L’inflation devrait baisser à 2,7% en 2025 et à 1,8% en 2026, « en raison de la stabilisation des prix internationaux ».
Le pays a connu une croissance de 4,4% en 2023 et de 5% en 2024, portée par les industries agroalimentaires, la forte production de noix de cajou, l’installation de la fibre optique et la fourniture d’électricité à travers le projet régional du fleuve Gambie, a indiqué la BAD — avec une inflation passant de 7,2% en 2023 à 3,6% en 2024.
L’AEO 2025 a été publié aujourd’hui, lors des réunions annuelles de la BAD qui se déroulent à Abidjan, en Côte d’Ivoire, dont le thème central est la mobilisation des ressources du continent pour le libérer de la dépendance extérieure.
« Sur le plan budgétaire, il est prévu que le déficit diminue progressivement pour atteindre 3,6% du PIB en 2025 et 1,6% en 2026, grâce à une gestion budgétaire plus rigoureuse. Cela devrait réduire le ratio dette/PIB à 76,2% en 2025 et à 72,8% en 2026 », a-t-il ajouté.

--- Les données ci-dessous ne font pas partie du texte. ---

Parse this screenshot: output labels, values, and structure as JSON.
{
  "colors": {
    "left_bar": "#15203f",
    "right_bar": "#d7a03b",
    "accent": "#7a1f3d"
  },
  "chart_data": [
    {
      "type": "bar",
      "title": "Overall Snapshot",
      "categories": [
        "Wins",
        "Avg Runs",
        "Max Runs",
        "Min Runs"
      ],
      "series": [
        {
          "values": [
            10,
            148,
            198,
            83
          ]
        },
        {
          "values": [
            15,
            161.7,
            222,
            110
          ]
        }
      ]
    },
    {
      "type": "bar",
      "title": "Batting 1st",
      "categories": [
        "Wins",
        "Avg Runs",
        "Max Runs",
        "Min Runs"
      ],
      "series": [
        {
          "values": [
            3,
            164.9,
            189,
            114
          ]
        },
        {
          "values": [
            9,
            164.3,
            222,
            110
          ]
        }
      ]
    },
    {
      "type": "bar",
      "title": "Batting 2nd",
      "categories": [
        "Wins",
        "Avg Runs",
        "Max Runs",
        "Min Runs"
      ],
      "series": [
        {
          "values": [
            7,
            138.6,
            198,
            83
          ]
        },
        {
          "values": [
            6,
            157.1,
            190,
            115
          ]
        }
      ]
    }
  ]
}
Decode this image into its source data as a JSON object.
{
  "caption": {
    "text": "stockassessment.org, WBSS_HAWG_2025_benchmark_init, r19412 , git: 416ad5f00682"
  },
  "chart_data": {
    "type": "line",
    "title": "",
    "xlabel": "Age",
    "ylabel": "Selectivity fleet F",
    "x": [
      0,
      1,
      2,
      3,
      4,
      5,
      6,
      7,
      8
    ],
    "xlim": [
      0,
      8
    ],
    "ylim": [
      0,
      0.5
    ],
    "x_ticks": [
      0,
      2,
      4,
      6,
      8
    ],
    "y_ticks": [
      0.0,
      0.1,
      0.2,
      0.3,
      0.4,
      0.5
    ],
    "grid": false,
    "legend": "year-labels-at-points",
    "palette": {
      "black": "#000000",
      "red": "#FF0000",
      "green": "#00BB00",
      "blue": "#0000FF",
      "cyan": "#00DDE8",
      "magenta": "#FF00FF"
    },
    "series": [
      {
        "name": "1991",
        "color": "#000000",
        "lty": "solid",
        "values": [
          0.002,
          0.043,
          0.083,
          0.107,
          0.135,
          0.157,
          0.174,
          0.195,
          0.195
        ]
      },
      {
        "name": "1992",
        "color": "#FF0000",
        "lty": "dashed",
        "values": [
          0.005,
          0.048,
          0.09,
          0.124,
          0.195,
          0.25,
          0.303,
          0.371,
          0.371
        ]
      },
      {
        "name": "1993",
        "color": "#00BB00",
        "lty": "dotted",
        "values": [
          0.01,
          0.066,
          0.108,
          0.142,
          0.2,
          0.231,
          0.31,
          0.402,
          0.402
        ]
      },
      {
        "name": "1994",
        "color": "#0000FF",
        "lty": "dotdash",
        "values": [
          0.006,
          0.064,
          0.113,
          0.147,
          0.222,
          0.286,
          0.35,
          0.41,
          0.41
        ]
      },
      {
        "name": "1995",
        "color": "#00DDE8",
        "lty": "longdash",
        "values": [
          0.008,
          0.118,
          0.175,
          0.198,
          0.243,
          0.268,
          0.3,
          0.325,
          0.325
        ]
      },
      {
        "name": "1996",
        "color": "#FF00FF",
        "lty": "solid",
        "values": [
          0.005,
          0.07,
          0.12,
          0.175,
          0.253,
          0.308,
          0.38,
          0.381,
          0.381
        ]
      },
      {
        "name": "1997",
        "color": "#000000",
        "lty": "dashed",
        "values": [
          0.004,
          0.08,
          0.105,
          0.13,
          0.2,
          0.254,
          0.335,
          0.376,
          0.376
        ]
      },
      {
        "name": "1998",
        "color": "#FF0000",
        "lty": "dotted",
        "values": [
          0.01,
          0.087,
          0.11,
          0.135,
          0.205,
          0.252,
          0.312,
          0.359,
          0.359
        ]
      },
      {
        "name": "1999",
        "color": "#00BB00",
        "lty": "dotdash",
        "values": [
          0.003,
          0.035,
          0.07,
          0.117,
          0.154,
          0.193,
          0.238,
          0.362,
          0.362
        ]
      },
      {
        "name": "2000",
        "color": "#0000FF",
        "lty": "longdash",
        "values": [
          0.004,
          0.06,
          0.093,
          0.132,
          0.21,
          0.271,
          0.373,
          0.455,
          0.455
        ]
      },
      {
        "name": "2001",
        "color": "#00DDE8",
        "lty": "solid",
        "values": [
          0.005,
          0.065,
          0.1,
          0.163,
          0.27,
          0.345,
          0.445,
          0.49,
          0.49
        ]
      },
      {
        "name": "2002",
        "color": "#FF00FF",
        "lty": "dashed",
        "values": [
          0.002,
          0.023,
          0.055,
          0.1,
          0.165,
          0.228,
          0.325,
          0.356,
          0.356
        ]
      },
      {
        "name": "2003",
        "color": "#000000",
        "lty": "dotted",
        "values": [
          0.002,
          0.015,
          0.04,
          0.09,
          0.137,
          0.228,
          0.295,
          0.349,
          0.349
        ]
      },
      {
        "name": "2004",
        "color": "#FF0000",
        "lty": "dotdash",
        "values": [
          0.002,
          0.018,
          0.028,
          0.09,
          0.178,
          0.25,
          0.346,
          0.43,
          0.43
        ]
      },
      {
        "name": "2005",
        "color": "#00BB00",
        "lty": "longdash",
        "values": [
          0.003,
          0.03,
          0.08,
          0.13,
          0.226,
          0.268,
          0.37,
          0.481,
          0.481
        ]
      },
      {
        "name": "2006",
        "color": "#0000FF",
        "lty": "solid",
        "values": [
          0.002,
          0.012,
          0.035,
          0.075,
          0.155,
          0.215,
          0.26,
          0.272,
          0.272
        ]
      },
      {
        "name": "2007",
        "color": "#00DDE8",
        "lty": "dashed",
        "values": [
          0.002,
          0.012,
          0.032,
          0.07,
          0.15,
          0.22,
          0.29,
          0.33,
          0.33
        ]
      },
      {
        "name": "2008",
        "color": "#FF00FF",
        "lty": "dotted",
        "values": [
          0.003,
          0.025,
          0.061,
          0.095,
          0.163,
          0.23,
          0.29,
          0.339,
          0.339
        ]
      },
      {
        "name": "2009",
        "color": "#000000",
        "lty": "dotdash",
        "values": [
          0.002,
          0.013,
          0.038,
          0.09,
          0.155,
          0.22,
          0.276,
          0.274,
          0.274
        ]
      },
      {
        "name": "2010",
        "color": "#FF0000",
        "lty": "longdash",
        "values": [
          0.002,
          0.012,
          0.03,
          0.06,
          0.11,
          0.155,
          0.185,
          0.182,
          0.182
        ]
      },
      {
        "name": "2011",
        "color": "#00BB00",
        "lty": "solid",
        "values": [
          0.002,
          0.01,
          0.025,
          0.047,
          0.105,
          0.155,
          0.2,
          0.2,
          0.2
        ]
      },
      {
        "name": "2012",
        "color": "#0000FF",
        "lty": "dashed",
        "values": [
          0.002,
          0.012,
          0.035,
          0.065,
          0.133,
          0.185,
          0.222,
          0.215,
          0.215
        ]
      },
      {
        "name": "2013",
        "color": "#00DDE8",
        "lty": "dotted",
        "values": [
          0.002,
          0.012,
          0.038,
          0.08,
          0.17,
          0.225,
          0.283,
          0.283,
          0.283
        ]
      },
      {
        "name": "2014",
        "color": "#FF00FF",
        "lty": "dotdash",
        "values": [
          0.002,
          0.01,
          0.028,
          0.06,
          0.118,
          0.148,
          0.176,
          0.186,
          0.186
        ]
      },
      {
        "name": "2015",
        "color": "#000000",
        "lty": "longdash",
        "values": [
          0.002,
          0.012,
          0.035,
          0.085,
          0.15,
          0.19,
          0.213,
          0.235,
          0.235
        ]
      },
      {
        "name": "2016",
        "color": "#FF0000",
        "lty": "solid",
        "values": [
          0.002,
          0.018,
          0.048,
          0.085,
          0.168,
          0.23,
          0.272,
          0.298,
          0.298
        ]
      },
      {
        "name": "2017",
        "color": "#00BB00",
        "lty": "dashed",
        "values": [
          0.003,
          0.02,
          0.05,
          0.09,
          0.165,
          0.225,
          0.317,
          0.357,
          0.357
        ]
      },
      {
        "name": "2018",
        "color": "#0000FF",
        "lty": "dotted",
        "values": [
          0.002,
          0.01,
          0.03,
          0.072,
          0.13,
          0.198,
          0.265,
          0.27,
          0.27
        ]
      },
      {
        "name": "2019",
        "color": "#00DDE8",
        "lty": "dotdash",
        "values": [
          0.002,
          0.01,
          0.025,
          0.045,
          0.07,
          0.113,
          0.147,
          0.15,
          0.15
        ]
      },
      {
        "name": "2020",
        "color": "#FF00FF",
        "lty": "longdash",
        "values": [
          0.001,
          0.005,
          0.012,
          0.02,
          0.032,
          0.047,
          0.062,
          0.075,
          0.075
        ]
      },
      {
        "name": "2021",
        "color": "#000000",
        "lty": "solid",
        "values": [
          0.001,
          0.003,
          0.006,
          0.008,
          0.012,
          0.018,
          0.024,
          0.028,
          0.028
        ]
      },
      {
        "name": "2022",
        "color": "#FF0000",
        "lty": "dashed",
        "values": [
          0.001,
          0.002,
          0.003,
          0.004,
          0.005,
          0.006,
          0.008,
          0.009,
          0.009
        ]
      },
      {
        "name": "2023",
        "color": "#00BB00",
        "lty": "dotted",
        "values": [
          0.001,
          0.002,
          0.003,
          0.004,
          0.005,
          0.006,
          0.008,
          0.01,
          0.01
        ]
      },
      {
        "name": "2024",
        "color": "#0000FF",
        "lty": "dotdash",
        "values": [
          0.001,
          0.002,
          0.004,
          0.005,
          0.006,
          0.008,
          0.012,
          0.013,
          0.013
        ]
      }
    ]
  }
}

Le déficit de la balance courante devrait également s’améliorer, atteignant 5% du PIB en 2025 et 3,9% en 2026, « poussé par une reprise des exportations, en particulier de noix de cajou ».
Concernant les risques, la banque craint « une instabilité politique avant les élections de novembre », ainsi que « des incertitudes sur la récolte de cajou, une possible baisse de la demande mondiale de matières premières et des conditions financières plus restrictives ».
L’augmentation de la mobilisation de financements extérieurs concessionnels « sera essentielle pour préserver la stabilité macroéconomique et renforcer la résilience du pays », a-t-il indiqué.
« Les défis liés à la corruption continuent de peser sur l’environnement des affaires », ainsi que des aspects liés à une « gouvernance fragile, une instabilité institutionnelle et un État de droit confronté à de nombreux défis », a conclu le rapport de la BAD.